Angesichts der verpassten Gelegenheiten und eingetretenen Katastrophen des 20. Jahrhunderts entwickelten Philosophen wie Walter Benjamin und Paul Tillich eine kairologische Geschichtsphilosophie. Kurz gesagt: „Nicht jedes ist zu jeder Zeit möglich, nicht jedes zu jeder Zeit wahr, nicht jedes in jedem Moment gefordert“ (Tillich 1922). Heute vertreten Theoretiker wie Immanuel Wallerstein, Antonio Negri und Michael Hardt, dass wir uns einem Gelegenheitsfenster zum Überschreiten des Kapitalismus nähern. Aber: „Den Kairós – den günstigen Augenblick […] – muss ein politisches Subjekt ergreifen“ (Hardt/Negri 2010).

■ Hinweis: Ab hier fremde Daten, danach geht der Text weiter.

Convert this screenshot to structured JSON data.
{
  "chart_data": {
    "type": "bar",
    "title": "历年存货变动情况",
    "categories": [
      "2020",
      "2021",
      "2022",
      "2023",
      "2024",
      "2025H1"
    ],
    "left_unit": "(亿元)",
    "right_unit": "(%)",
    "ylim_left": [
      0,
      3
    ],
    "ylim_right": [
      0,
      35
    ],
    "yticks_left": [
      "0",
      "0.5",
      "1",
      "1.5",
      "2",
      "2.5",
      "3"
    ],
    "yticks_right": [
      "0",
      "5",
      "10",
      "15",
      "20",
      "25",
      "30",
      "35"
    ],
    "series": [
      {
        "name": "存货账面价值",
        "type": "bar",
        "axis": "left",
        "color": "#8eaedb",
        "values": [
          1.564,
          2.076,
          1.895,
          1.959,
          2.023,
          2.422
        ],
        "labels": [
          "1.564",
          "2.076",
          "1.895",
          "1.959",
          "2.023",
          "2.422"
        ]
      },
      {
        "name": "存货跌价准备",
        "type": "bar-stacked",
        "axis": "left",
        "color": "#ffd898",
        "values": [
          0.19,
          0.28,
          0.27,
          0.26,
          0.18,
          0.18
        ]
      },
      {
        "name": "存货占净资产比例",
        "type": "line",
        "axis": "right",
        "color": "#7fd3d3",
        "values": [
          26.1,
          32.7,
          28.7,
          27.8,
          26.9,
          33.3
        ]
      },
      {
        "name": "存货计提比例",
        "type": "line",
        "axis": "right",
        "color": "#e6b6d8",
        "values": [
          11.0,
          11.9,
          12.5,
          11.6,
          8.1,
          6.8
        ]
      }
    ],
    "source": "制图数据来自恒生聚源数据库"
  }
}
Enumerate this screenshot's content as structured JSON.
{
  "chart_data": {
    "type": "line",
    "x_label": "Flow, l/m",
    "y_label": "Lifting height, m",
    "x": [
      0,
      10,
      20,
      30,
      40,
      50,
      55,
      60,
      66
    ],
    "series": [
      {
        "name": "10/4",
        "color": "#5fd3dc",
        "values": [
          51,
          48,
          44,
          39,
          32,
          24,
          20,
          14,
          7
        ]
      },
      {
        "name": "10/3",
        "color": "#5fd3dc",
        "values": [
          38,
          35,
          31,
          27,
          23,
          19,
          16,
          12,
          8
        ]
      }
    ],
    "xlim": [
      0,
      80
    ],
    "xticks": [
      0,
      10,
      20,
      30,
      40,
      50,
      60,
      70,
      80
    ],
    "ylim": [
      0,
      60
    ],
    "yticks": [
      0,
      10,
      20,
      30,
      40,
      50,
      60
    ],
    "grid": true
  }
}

Was folgt aus der Kairós-Theorie für politisches Denken und Handeln? Zu diesem Thema erschien im Herbst 2019 das Buch ‚Kairós – Politische Philosophie der Gelegenheit‘ von Dr. Alexander Neupert-Doppler. Er arbeitet zur Zeit als Mitarbeiter für Politische Theorie am IASS in Potsdam und veröffentlichte bisher die Bücher ‚Staatsfetischismus‘ (2013) gegen zu kritisierende Widrigkeiten und ‚Utopie‘ (2015) über die Möglichkeiten utopischen Denkens. Mit ‚Kairós‘ (2019) soll die theoretische Lücke zwischen Kritik und Utopie durch ein Denken in politischen Gelegenheiten gefüllt werden. [via]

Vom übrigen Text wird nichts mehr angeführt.